Digests

Decision Information

Decision Content

Citation:

Teva Neuroscience G.P.-S.E.N.C. v. Canada (Attorney General), 2009 FC 1155, [2010] 1 F.C.R. D-3

T-470-08, T-939-08

Patents

Judicial review of decisions by Patented Medicines Prices Review Board determining applicant priced its medicine Copaxone excessively, required to pay $2 417 223.29 to Crown—Patent Act, R.S.C., 1985, c.

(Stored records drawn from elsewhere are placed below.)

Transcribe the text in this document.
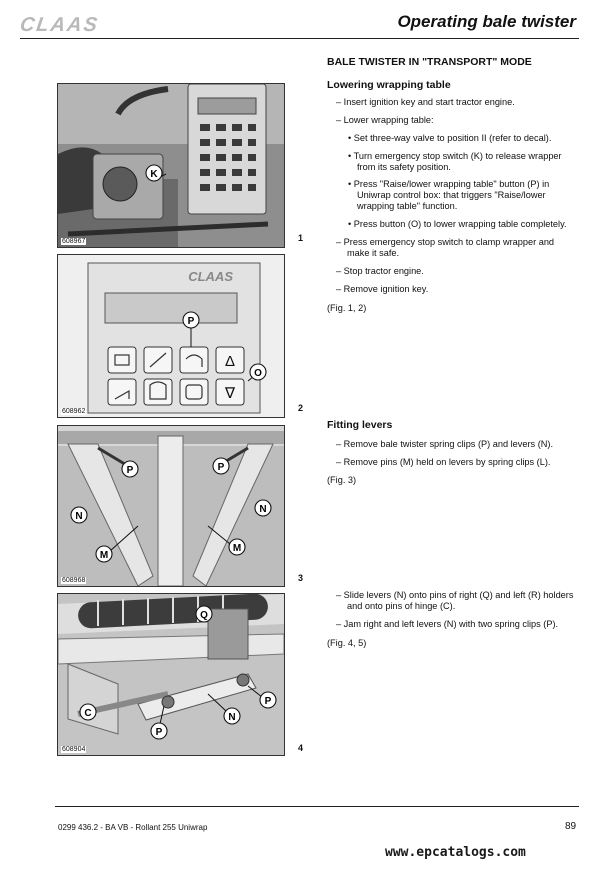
CLAAS	Operating bale twister
K
608967	1
CLAAS
Δ
∇
P
O
608962	2
P	P
N
N
M
M
608968	3
Q
C
P
P
N
608904	4
BALE TWISTER IN "TRANSPORT" MODE
Lowering wrapping table

– Insert ignition key and start tractor engine.

– Lower wrapping table:

• Set three-way valve to position II (refer to decal).

• Turn emergency stop switch (K) to release wrapper from its safety position.

• Press "Raise/lower wrapping table" button (P) in Uniwrap control box: that triggers "Raise/lower wrapping table" function.

• Press button (O) to lower wrapping table completely.

– Press emergency stop switch to clamp wrapper and make it safe.

– Stop tractor engine.

– Remove ignition key.

(Fig. 1, 2)

Fitting levers

– Remove bale twister spring clips (P) and levers (N).

– Remove pins (M) held on levers by spring clips (L).

(Fig. 3)

– Slide levers (N) onto pins of right (Q) and left (R) holders and onto pins of hinge (C).

– Jam right and left levers (N) with two spring clips (P).

(Fig. 4, 5)

0299 436.2 - BA VB - Rollant 255 Uniwrap	89
www.epcatalogs.com
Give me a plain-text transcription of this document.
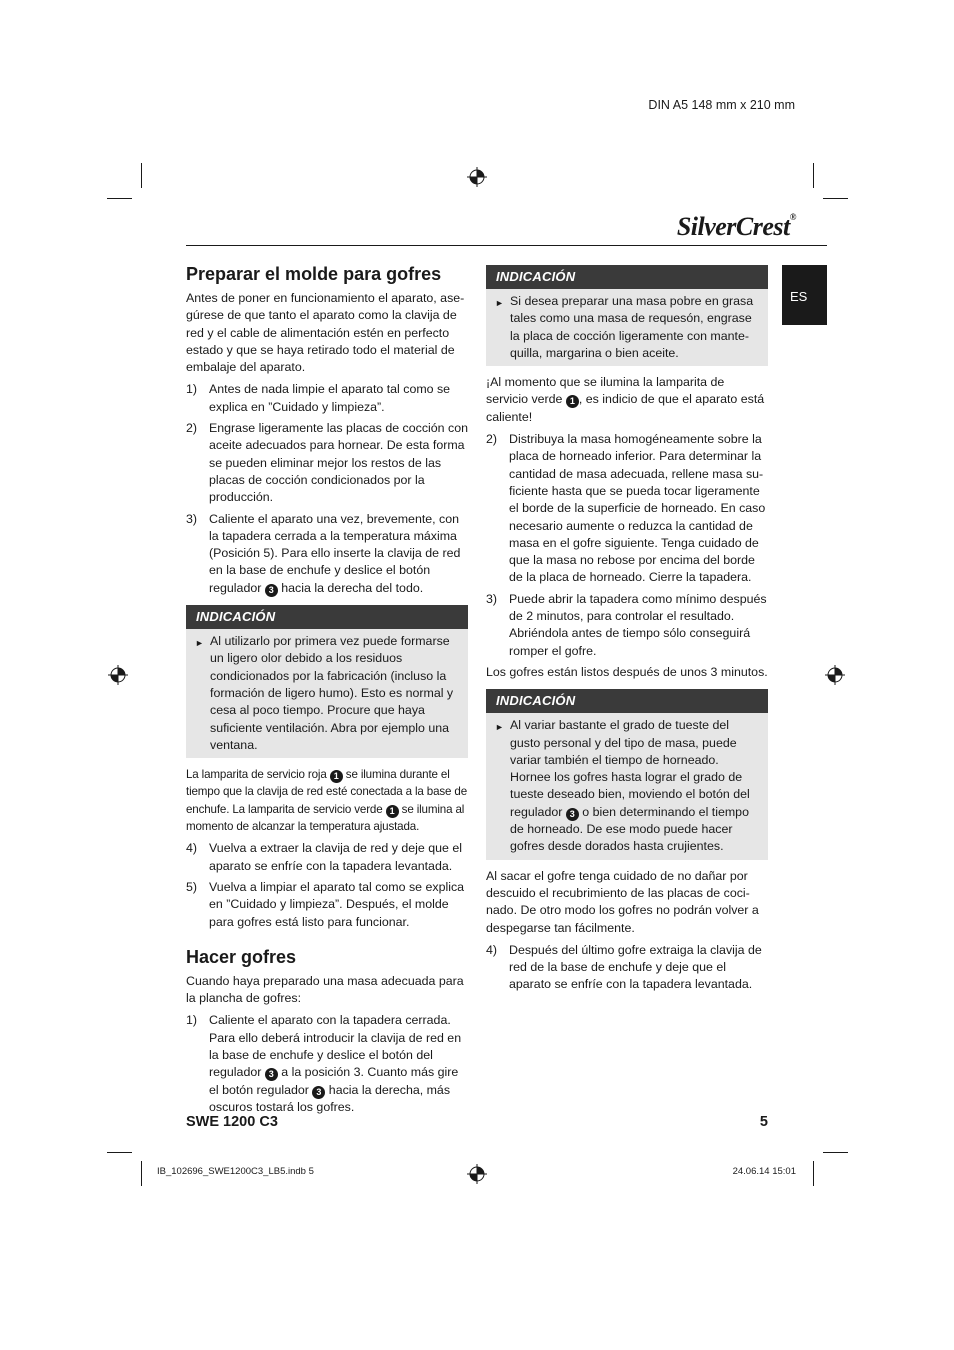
DIN A5 148 mm x 210 mm
SilverCrest®
ES
Preparar el molde para gofres

Antes de poner en funcionamiento el aparato, asegúrese de que tanto el aparato como la clavija de red y el cable de alimentación estén en perfecto estado y que se haya retirado todo el material de embalaje del aparato.

1) Antes de nada limpie el aparato tal como se explica en ”Cuidado y limpieza”.
2) Engrase ligeramente las placas de cocción con aceite adecuados para hornear. De esta forma se pueden eliminar mejor los restos de las placas de cocción condicionados por la producción.
3) Caliente el aparato una vez, brevemente, con la tapadera cerrada a la temperatura máxima (Posición 5). Para ello inserte la clavija de red en la base de enchufe y deslice el botón regulador 3 hacia la derecha del todo.
INDICACIÓN
► Al utilizarlo por primera vez puede formarse un ligero olor debido a los residuos condicionados por la fabricación (incluso la formación de ligero humo). Esto es normal y cesa al poco tiempo. Procure que haya suficiente ventilación. Abra por ejemplo una ventana.

La lamparita de servicio roja 1 se ilumina durante el tiempo que la clavija de red esté conectada a la base de enchufe. La lamparita de servicio verde 1 se ilumina al momento de alcanzar la temperatura ajustada.

4) Vuelva a extraer la clavija de red y deje que el aparato se enfríe con la tapadera levantada.
5) Vuelva a limpiar el aparato tal como se explica en ”Cuidado y limpieza”. Después, el molde para gofres está listo para funcionar.
Hacer gofres

Cuando haya preparado una masa adecuada para la plancha de gofres:

1) Caliente el aparato con la tapadera cerrada. Para ello deberá introducir la clavija de red en la base de enchufe y deslice el botón del regulador 3 a la posición 3. Cuanto más gire el botón regulador 3 hacia la derecha, más oscuros tostará los gofres.
INDICACIÓN
► Si desea preparar una masa pobre en grasa tales como una masa de requesón, engrase la placa de cocción ligeramente con mantequilla, margarina o bien aceite.

¡Al momento que se ilumina la lamparita de servicio verde 1 , es indicio de que el aparato está caliente!

2) Distribuya la masa homogéneamente sobre la placa de horneado inferior. Para determinar la cantidad de masa adecuada, rellene masa suficiente hasta que se pueda tocar ligeramente el borde de la superficie de horneado. En caso necesario aumente o reduzca la cantidad de masa en el gofre siguiente. Tenga cuidado de que la masa no rebose por encima del borde de la placa de horneado. Cierre la tapadera.
3) Puede abrir la tapadera como mínimo después de 2 minutos, para controlar el resultado. Abriéndola antes de tiempo sólo conseguirá romper el gofre.

Los gofres están listos después de unos 3 minutos.

INDICACIÓN
► Al variar bastante el grado de tueste del gusto personal y del tipo de masa, puede variar también el tiempo de horneado. Hornee los gofres hasta lograr el grado de tueste deseado bien, moviendo el botón del regulador 3 o bien determinando el tiempo de horneado. De ese modo puede hacer gofres desde dorados hasta crujientes.

Al sacar el gofre tenga cuidado de no dañar por descuido el recubrimiento de las placas de cocinado. De otro modo los gofres no podrán volver a despegarse tan fácilmente.

4) Después del último gofre extraiga la clavija de red de la base de enchufe y deje que el aparato se enfríe con la tapadera levantada.
SWE 1200 C3	5
IB_102696_SWE1200C3_LB5.indb 5	24.06.14 15:01
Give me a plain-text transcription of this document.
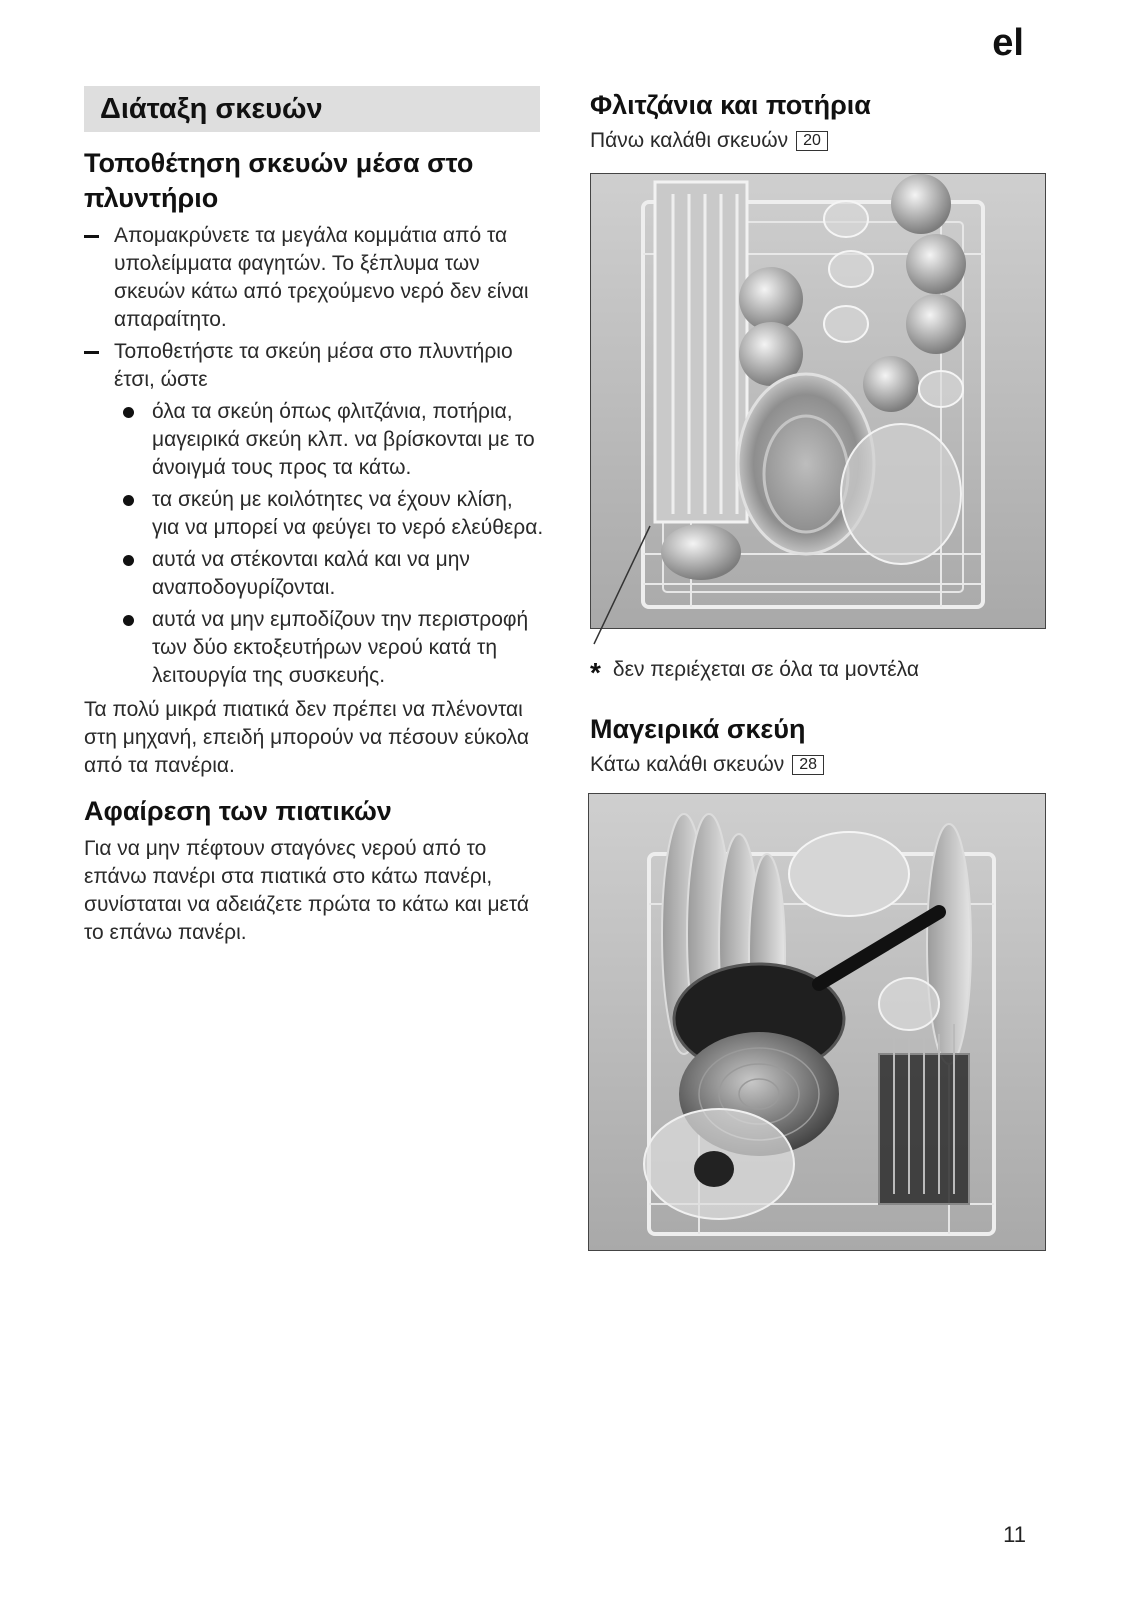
el
Διάταξη σκευών
Τοποθέτηση σκευών μέσα στο πλυντήριο
Απομακρύνετε τα μεγάλα κομμάτια από τα υπολείμματα φαγητών. Το ξέπλυμα των σκευών κάτω από τρεχούμενο νερό δεν είναι απαραίτητο.
Τοποθετήστε τα σκεύη μέσα στο πλυντήριο έτσι, ώστε
όλα τα σκεύη όπως φλιτζάνια, ποτήρια, μαγειρικά σκεύη κλπ. να βρίσκονται με το άνοιγμά τους προς τα κάτω.
τα σκεύη με κοιλότητες να έχουν κλίση, για να μπορεί να φεύγει το νερό ελεύθερα.
αυτά να στέκονται καλά και να μην αναποδογυρίζονται.
αυτά να μην εμποδίζουν την περιστροφή των δύο εκτοξευτήρων νερού κατά τη λειτουργία της συσκευής.

Τα πολύ μικρά πιατικά δεν πρέπει να πλένονται στη μηχανή, επειδή μπορούν να πέσουν εύκολα από τα πανέρια.

Αφαίρεση των πιατικών

Για να μην πέφτουν σταγόνες νερού από το επάνω πανέρι στα πιατικά στο κάτω πανέρι, συνίσταται να αδειάζετε πρώτα το κάτω και μετά το επάνω πανέρι.

Φλιτζάνια και ποτήρια
Πάνω καλάθι σκευών 20
* δεν περιέχεται σε όλα τα μοντέλα
Μαγειρικά σκεύη
Κάτω καλάθι σκευών 28
11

P-4, s. 96(4) providing that Board may issue guidelines with respect to any matter within its jurisdiction, but clearly specifying that such guidelines not binding—Among many things covered in guidelines prepared by Board (Guidelines) is Board’s approach to question of excessive pricing—Guidelines, s. 6 setting out number of “tests”—Guidelines, ss. 7.1, 9 also setting out two presumptions of excessive pricing: (1) if price in Canada exceeding that of all other countries listed in Patented Medicines Regulations, SOR/94-688; (2) if price increase over benchmark price exceeding cumulative consumer price index (CPI) increase during pricing period—Patent Act, s. 85(1) providing that Board shall take into consideration five factors to the extent that information on factors available to Board—Each factor must be given reasonable consideration, no factor can be ignored, nor can any one factor be given such dominance that others essentially irrelevant—Board’s Guidelines, in particular s. 9.1, providing that if price increases exceeding cumulative CPI increase in relevant period, price presumed to be “excessive”—Such presumption effectively ignoring other factors of s. 85(1)—Board only focusing on CPI factor in s. 85(1)(d), no proper weighing of any kind given to other factors (ss. 85(1)(a),(b),(c))—Board acting unreasonably, outside mandate given under Patent Act, ss. 85(1),(2)—Applications allowed.

Teva Neuroscience G.P.-S.E.N.C. v. Canada (Attorney General) (T-470-08, T-939-08, 2009 FC 1155, Hughes J., judgment dated November 12, 2009, 38 pp.)